Some great news for those missing culture and camaraderie right now like a mother….

  • Jim Caruso’s Pajama Party is kind of the cutest thing I’ve seen. This happens every Monday night so I’ll be tuning in again.
  • The Citadel Dance Company will be showcasing their artists for a limited time every Tuesday at 2pm, showing past performances on their website for free
  • National Theatre Live is also streaming some amazing content for free. A show premieres every Thursday at 7pm London Time, and is available for a week thereafter for you to watch whenever you like.
  • The RA streaming parties are pretty exciting is you want to shake your booty like no one is watching. Because no one is, unless you’ve set up your webcam that way.
  • Smash is available on NBC and on Amazon, and it’s basically like living in New York and watching a Broadway production coming together, so there you go.
  • Heard of Art Passport? You can download this and literally tour galleries and exhibitions using this handy, and free, app or just go to the museum website directly, as many are offering free virtual tours during this time. Another option, of course, is to download the Google Arts and Culture app.
  • 54 Below will be streaming free content sporadically on their YouTube channel as well
  • If you love musicals and Andrew Lloyd Webber, check out this new YouTube channel.
  • If you can speak German, you may want to check out frequent streams at the Schaubuehne
  • Broadway HD has a 7-day free trial, and I have a deep love of Kevin Kline, so will be checking out Present Laughter
  • The Metropolitan Opera are running free nightly opera streams on their website.
  • Jackbox has some deals on free games that you can play remotely with people. You can download Drawful (which is basically Pictionary) for free, and use a free Zoom account to stream it to your friends. All that people need to be able to play are a laptop (so they can see the game screen which you, as the host, will control and share via Zoom) and their cell phones (to play along and record their answers).
  • If all else fails and you simply cannot stare at a screen any longer, rent a board game from BoardGames2GO

Rembrandt von Goobersplatz

I’d like to introduce you to Rembrandt, the sweetest little Vizsla pup who has been licking my face every morning and sleeping under my chair despite having a perfectly good and cozy little dog bed for his use. This little guy has more energy than I could have dreamed, and is sweeter and smarter than I ever expected puppies to be. If you’d like to see some of Remy’s adventures, we’ve set up an instagram page for him and will try to post regularly – mostly because it’s insane how quickly he is growing, and it’s important that we don’t blink and miss it all!
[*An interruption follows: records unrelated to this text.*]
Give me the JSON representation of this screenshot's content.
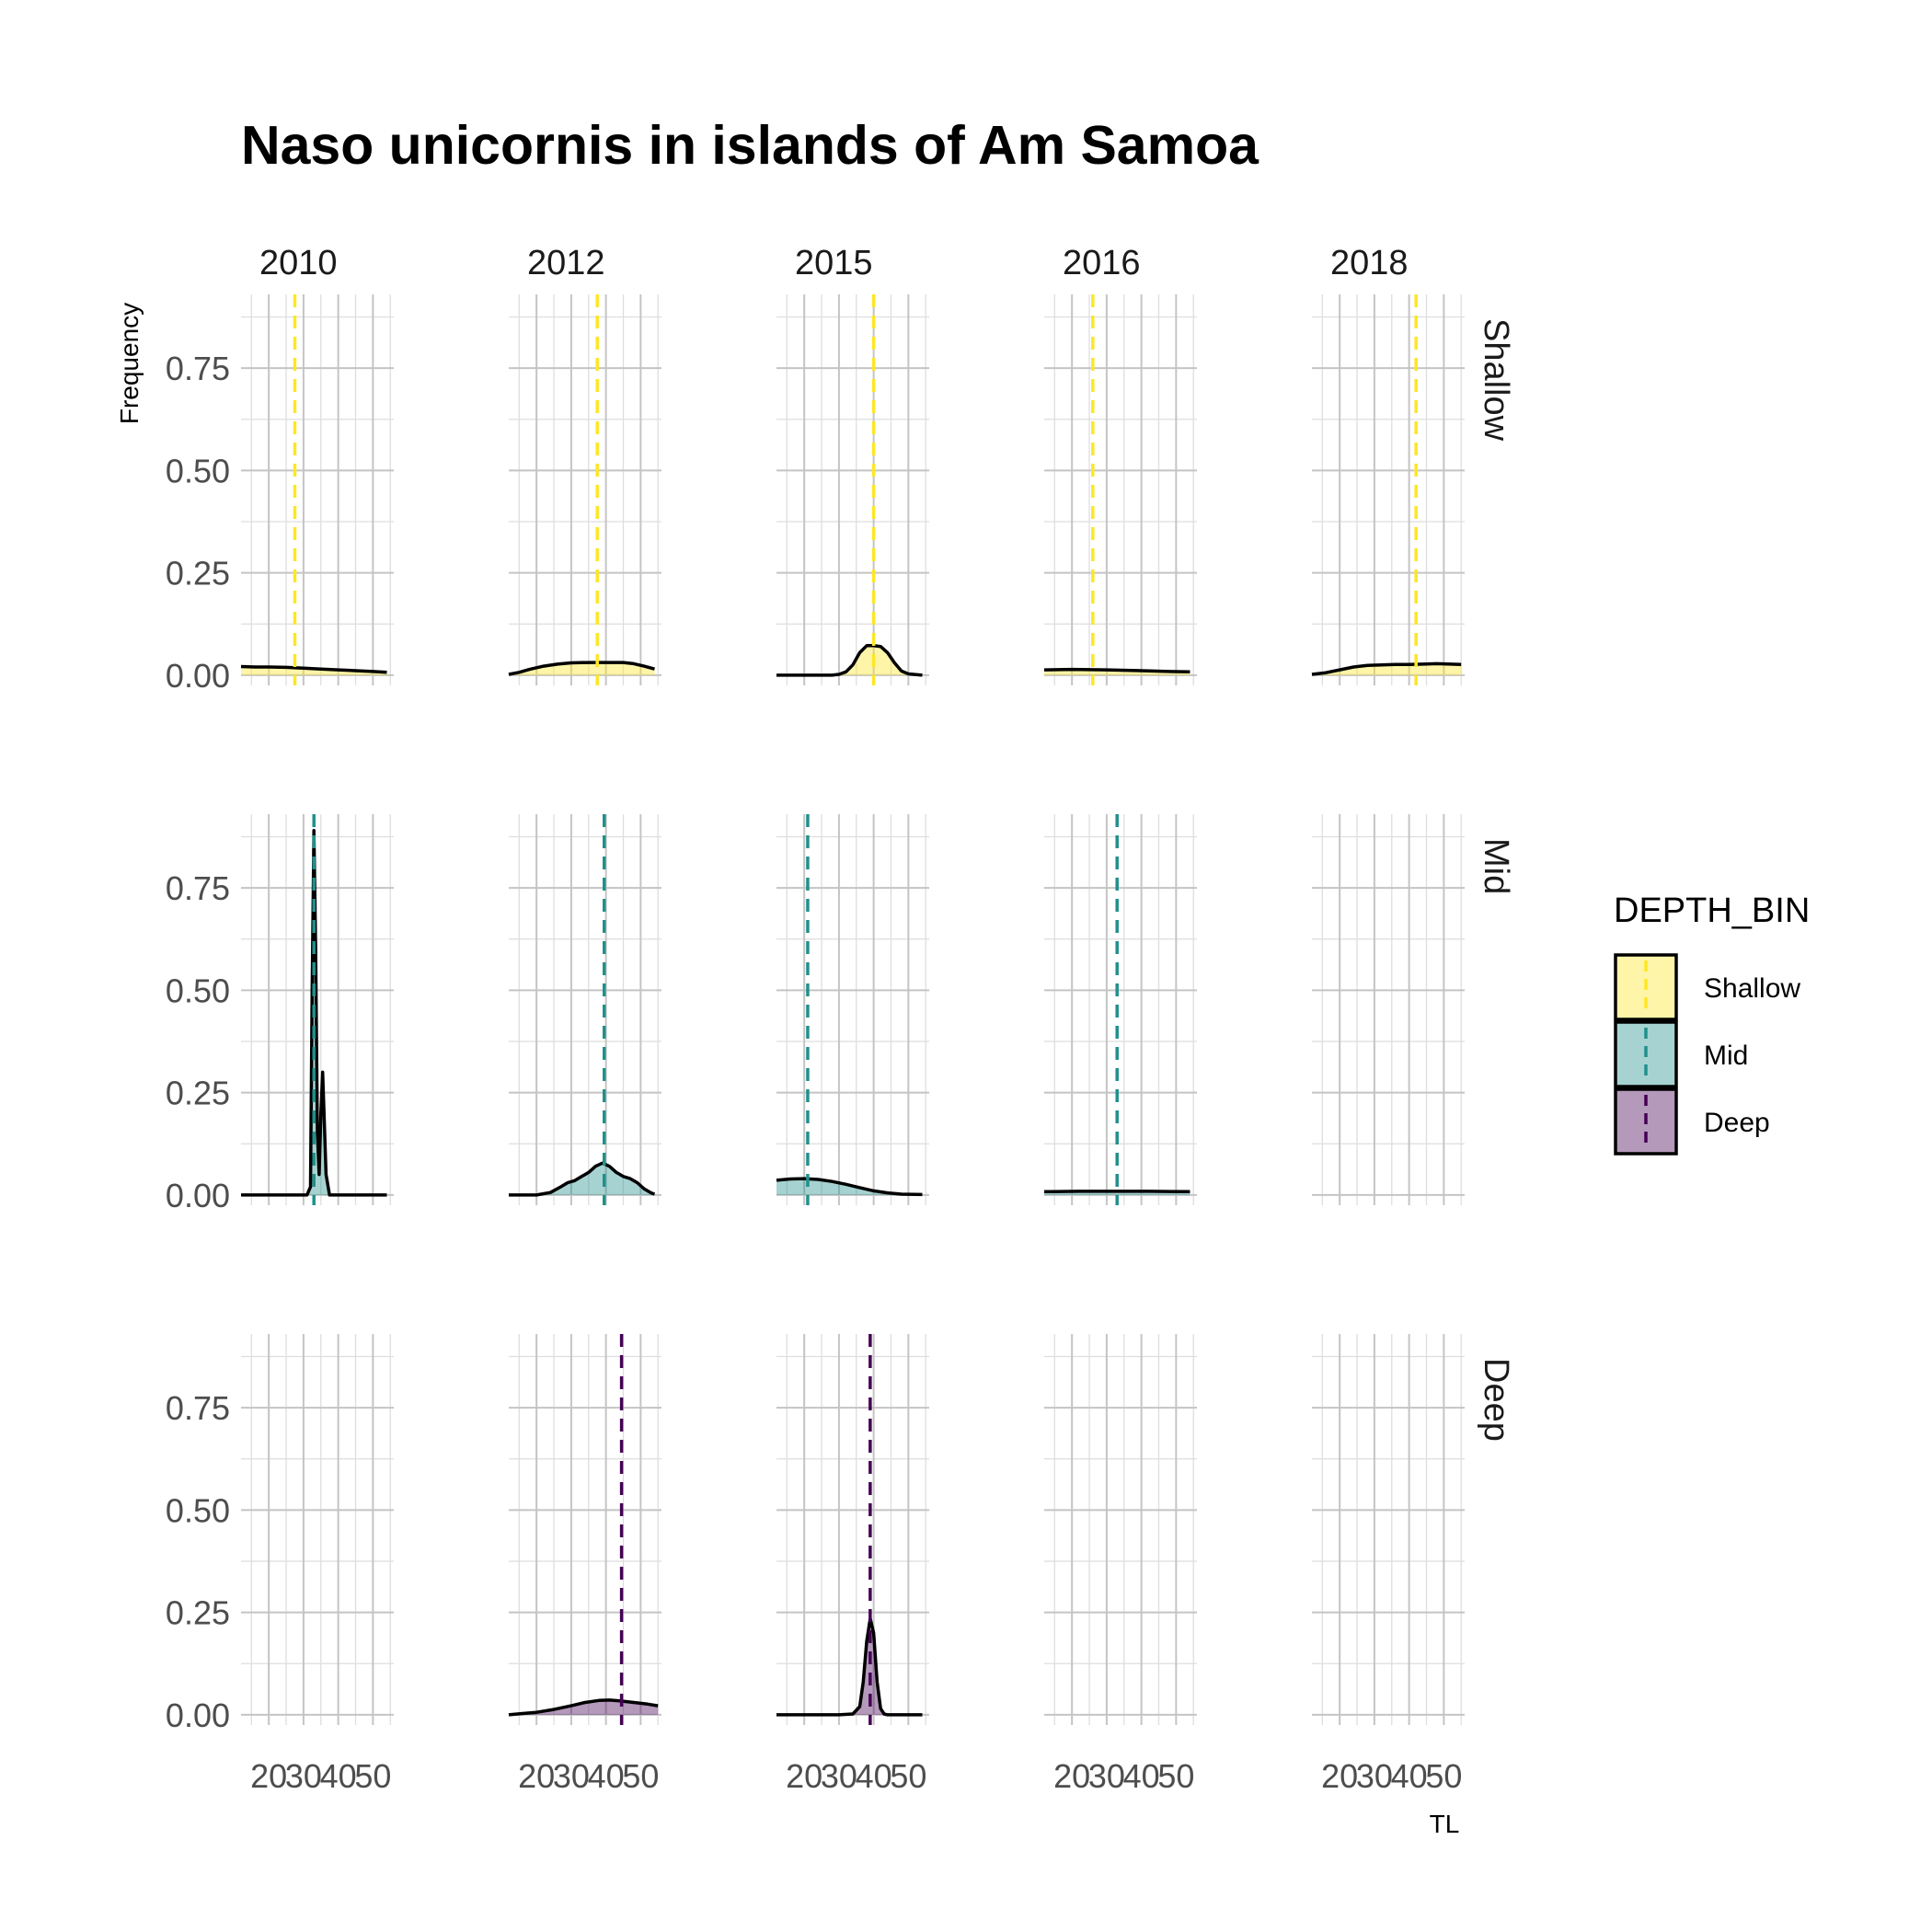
{
  "chart_data": {
    "type": "area",
    "title": "Naso unicornis in islands of Am Samoa",
    "xlabel": "TL",
    "ylabel": "Frequency",
    "columns": [
      "2010",
      "2012",
      "2015",
      "2016",
      "2018"
    ],
    "rows": [
      "Shallow",
      "Mid",
      "Deep"
    ],
    "xlim": [
      12,
      56
    ],
    "ylim": [
      -0.025,
      0.93
    ],
    "x_ticks": [
      20,
      30,
      40,
      50
    ],
    "x_tick_labels": [
      "20",
      "30",
      "40",
      "50"
    ],
    "y_ticks": [
      0,
      0.25,
      0.5,
      0.75
    ],
    "y_tick_labels": [
      "0.00",
      "0.25",
      "0.50",
      "0.75"
    ],
    "grid": true,
    "legend": {
      "title": "DEPTH_BIN",
      "placement": "right",
      "items": [
        {
          "label": "Shallow",
          "color": "#FDE725"
        },
        {
          "label": "Mid",
          "color": "#21908C"
        },
        {
          "label": "Deep",
          "color": "#440154"
        }
      ]
    },
    "panels": [
      {
        "column": "2010",
        "row": "Shallow",
        "mean": 27.5,
        "density": [
          [
            12,
            0.021
          ],
          [
            16,
            0.02
          ],
          [
            20,
            0.02
          ],
          [
            25,
            0.019
          ],
          [
            30,
            0.017
          ],
          [
            35,
            0.015
          ],
          [
            40,
            0.013
          ],
          [
            45,
            0.011
          ],
          [
            50,
            0.009
          ],
          [
            54,
            0.007
          ]
        ]
      },
      {
        "column": "2012",
        "row": "Shallow",
        "mean": 37.5,
        "density": [
          [
            12,
            0.002
          ],
          [
            15,
            0.007
          ],
          [
            18,
            0.014
          ],
          [
            22,
            0.022
          ],
          [
            26,
            0.027
          ],
          [
            30,
            0.03
          ],
          [
            35,
            0.031
          ],
          [
            40,
            0.031
          ],
          [
            45,
            0.031
          ],
          [
            48,
            0.028
          ],
          [
            51,
            0.022
          ],
          [
            54,
            0.015
          ]
        ]
      },
      {
        "column": "2015",
        "row": "Shallow",
        "mean": 40.0,
        "density": [
          [
            12,
            0.0
          ],
          [
            20,
            0.0
          ],
          [
            28,
            0.0
          ],
          [
            30,
            0.002
          ],
          [
            32,
            0.008
          ],
          [
            34,
            0.025
          ],
          [
            36,
            0.055
          ],
          [
            38,
            0.072
          ],
          [
            40,
            0.072
          ],
          [
            42,
            0.07
          ],
          [
            44,
            0.055
          ],
          [
            46,
            0.03
          ],
          [
            48,
            0.01
          ],
          [
            50,
            0.003
          ],
          [
            54,
            0.0
          ]
        ]
      },
      {
        "column": "2016",
        "row": "Shallow",
        "mean": 26.0,
        "density": [
          [
            12,
            0.013
          ],
          [
            20,
            0.014
          ],
          [
            30,
            0.013
          ],
          [
            40,
            0.011
          ],
          [
            48,
            0.009
          ],
          [
            54,
            0.008
          ]
        ]
      },
      {
        "column": "2018",
        "row": "Shallow",
        "mean": 42.0,
        "density": [
          [
            12,
            0.002
          ],
          [
            16,
            0.006
          ],
          [
            20,
            0.013
          ],
          [
            24,
            0.02
          ],
          [
            28,
            0.024
          ],
          [
            32,
            0.025
          ],
          [
            36,
            0.026
          ],
          [
            40,
            0.026
          ],
          [
            44,
            0.027
          ],
          [
            48,
            0.028
          ],
          [
            52,
            0.027
          ],
          [
            55,
            0.026
          ]
        ]
      },
      {
        "column": "2010",
        "row": "Mid",
        "mean": 33.0,
        "density": [
          [
            12,
            0.0
          ],
          [
            28,
            0.0
          ],
          [
            31,
            0.0
          ],
          [
            32,
            0.02
          ],
          [
            32.5,
            0.5
          ],
          [
            33,
            0.89
          ],
          [
            33.5,
            0.6
          ],
          [
            34,
            0.15
          ],
          [
            34.5,
            0.05
          ],
          [
            35,
            0.2
          ],
          [
            35.5,
            0.3
          ],
          [
            36,
            0.18
          ],
          [
            36.5,
            0.05
          ],
          [
            37.5,
            0.0
          ],
          [
            54,
            0.0
          ]
        ]
      },
      {
        "column": "2012",
        "row": "Mid",
        "mean": 39.5,
        "density": [
          [
            12,
            0.0
          ],
          [
            20,
            0.0
          ],
          [
            24,
            0.006
          ],
          [
            27,
            0.02
          ],
          [
            29,
            0.03
          ],
          [
            31,
            0.035
          ],
          [
            33,
            0.045
          ],
          [
            35,
            0.055
          ],
          [
            37,
            0.07
          ],
          [
            39,
            0.078
          ],
          [
            41,
            0.07
          ],
          [
            43,
            0.055
          ],
          [
            45,
            0.045
          ],
          [
            47,
            0.04
          ],
          [
            49,
            0.03
          ],
          [
            51,
            0.015
          ],
          [
            53,
            0.005
          ],
          [
            54,
            0.002
          ]
        ]
      },
      {
        "column": "2015",
        "row": "Mid",
        "mean": 21.0,
        "density": [
          [
            12,
            0.036
          ],
          [
            16,
            0.039
          ],
          [
            20,
            0.04
          ],
          [
            24,
            0.038
          ],
          [
            28,
            0.033
          ],
          [
            32,
            0.026
          ],
          [
            36,
            0.018
          ],
          [
            40,
            0.01
          ],
          [
            44,
            0.005
          ],
          [
            48,
            0.002
          ],
          [
            54,
            0.001
          ]
        ]
      },
      {
        "column": "2016",
        "row": "Mid",
        "mean": 33.0,
        "density": [
          [
            12,
            0.008
          ],
          [
            22,
            0.009
          ],
          [
            32,
            0.009
          ],
          [
            42,
            0.009
          ],
          [
            54,
            0.008
          ]
        ]
      },
      {
        "column": "2018",
        "row": "Mid",
        "mean": null,
        "density": []
      },
      {
        "column": "2010",
        "row": "Deep",
        "mean": null,
        "density": []
      },
      {
        "column": "2012",
        "row": "Deep",
        "mean": 44.5,
        "density": [
          [
            12,
            0.0
          ],
          [
            16,
            0.003
          ],
          [
            20,
            0.006
          ],
          [
            25,
            0.013
          ],
          [
            30,
            0.022
          ],
          [
            34,
            0.03
          ],
          [
            38,
            0.035
          ],
          [
            41,
            0.036
          ],
          [
            44,
            0.034
          ],
          [
            48,
            0.03
          ],
          [
            52,
            0.026
          ],
          [
            55,
            0.022
          ]
        ]
      },
      {
        "column": "2015",
        "row": "Deep",
        "mean": 39.0,
        "density": [
          [
            12,
            0.0
          ],
          [
            30,
            0.0
          ],
          [
            34,
            0.002
          ],
          [
            36,
            0.02
          ],
          [
            37,
            0.08
          ],
          [
            38,
            0.18
          ],
          [
            39,
            0.235
          ],
          [
            40,
            0.2
          ],
          [
            41,
            0.08
          ],
          [
            42,
            0.015
          ],
          [
            43,
            0.002
          ],
          [
            44,
            0.0
          ],
          [
            54,
            0.0
          ]
        ]
      },
      {
        "column": "2016",
        "row": "Deep",
        "mean": null,
        "density": []
      },
      {
        "column": "2018",
        "row": "Deep",
        "mean": null,
        "density": []
      }
    ]
  }
}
I’ve always been big on walks around the neighbourhood with a coffee in hand, and love how much green space there is in Toronto. Remy is a great reason to venture even further and stay out even longer. He doesn’t tire easily, and seems content after a quick nap to do it all over again. I may have finally met my energy match! Who needs sleep? Who needs tv time? Who needs clean pants? Not I, clearly. This guy is going to make the holiday season one to remember, that’s for sure (10 bucks says the Christmas tree is akimbo before the lights are even on properly).